As someone who had a hand in shaping earlier versions of the white collar sentencing guidelines, and who has both prosecuted and defended federal white collar offenders, I have four observations about the Manafort sentence.

First, no one should be surprised that Manafort didn’t receive a sentence in the guideline range. From the advent of the Guidelines in 1987 through roughly 2003, the provisions governing high-end white collar crime underwent a steady mutation toward unyielding severity. In the beginning, they were a notable improvement over the often shockingly lenient sentences generally imposed in the previously unguided discretion of federal judges. The most common white collar sentence before the Guidelines, even for quite serious crimes, was probation. The original guidelines insisted that those who committed serious economic crimes should go to prison, albeit for relatively short periods — a few years perhaps.

However, in the years that followed, the U.S. Sentencing Commission, sometimes at the behest of Congress, sometimes responding to judges, and sometimes on its own initiative, steadily and inexorably increased the severity of white collar guideline sentences. This process climaxed from 2001 – 2003 when the Commission performed a major overhaul of the economic crime guidelines, which was followed by congressional directives issued in the wake of the Enron-era scandals that white collar sentences should be raised even higher.

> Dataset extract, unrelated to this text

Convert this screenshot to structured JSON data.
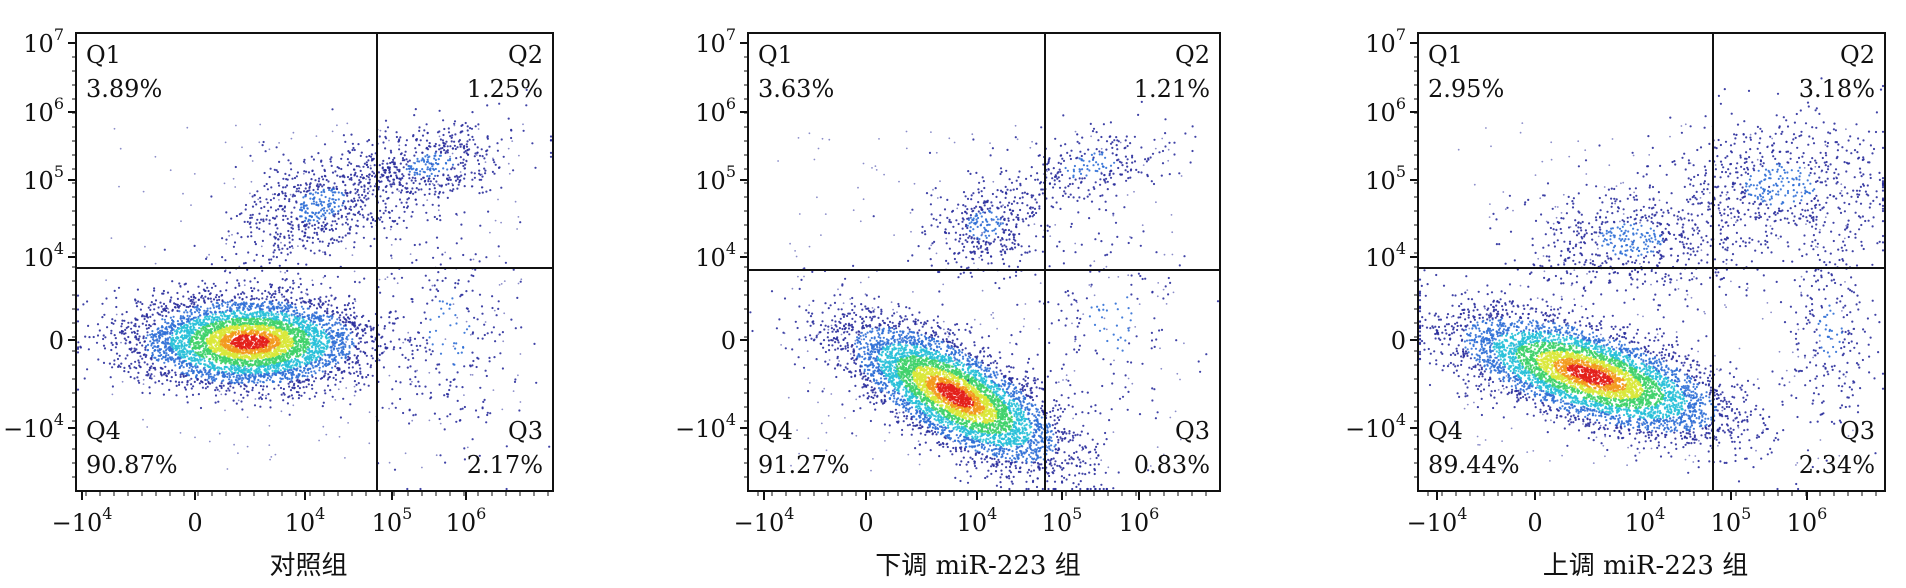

The result was a set of white collar guidelines that recommends multi-decade sentences for virtually all defendants convicted of frauds involving large dollar amounts. The guideline sentencing levels for the most serious such cases are now so astronomically high that no one (including the Sentencing Commission itself) seriously contends that that they represent rational guidance for sentencing judges.

Once the Supreme Court transformed the Guidelines from a mandatory to an advisory system in the 2005 Booker case, most judges, who were already resistant to the guideline recommendations in high-loss cases, began to ignore them except in extraordinary instances. Accordingly, few knowledgeable observers expected Judge Ellis to give Manafort 20 years or anything approaching that figure.

Second, 47 months nonetheless seems low to me. In justifying his sentence, Judge Ellis alluded to the fact that other defendants convicted of the same kinds of crime – tax evasion and fraud – have often gotten sentences in the range he imposed on Manafort. He’s not wrong about that. But where he seems markedly off base is in impliedly comparing Manafort to a defendant convicted of a single (even if highly lucrative) scheme, and then adding the gloss that Manafort has lived “an otherwise blameless life.”

As the world knows, Manafort’s life has been so far from blameless as to leave some doubt that the judge was referring to the man in front of him. Manafort is a conscienceless grifter who grew rich by burnishing the public images of the most rancid assortment of thugs, demagogues, and dictators on the planet. His career has been one long outrage against honesty, fair dealing, and commitment to democratic values.

Those are factors a judge is entitled to consider when imposing a sentence. That Judge Ellis either didn’t see the obvious or chose to ignore it is cause for dismay. But the eccentricities of judges in their sentencing role is, in the end, simply part of the price we pay for the benefits of a life-tenured federal judiciary.

Third, it is at least possible that Judge Ellis was being strategic. He knew that Manafort is facing a second sentencing before Judge Amy Berman Jackson next week. He may have thought Manafort deserved more than 47 months, but did not want him to receive too much more than the maximum of ten years he faces in the second case. By keeping his own sentence low, Ellis gave Judge Jackson room to impose additional punishment, but also effectively capped the aggregate of the two sentences at just shy of fourteen years (47 months plus a possible ten years consecutive).

Finally, although it seems counterintuitive, by holding Manafort’s sentence down, Judge Ellis may have increased the odds that Manafort will have to serve it. A huge sentence of the order of magnitude suggested by the guidelines, particularly if supplemented with consecutive time from Judge Jackson, would allow President Trump to invoke the near-universal criticisms of the over-harshness of the white collar guidelines as a justification for pardoning Manafort. As matters stand, that would be a hard sell.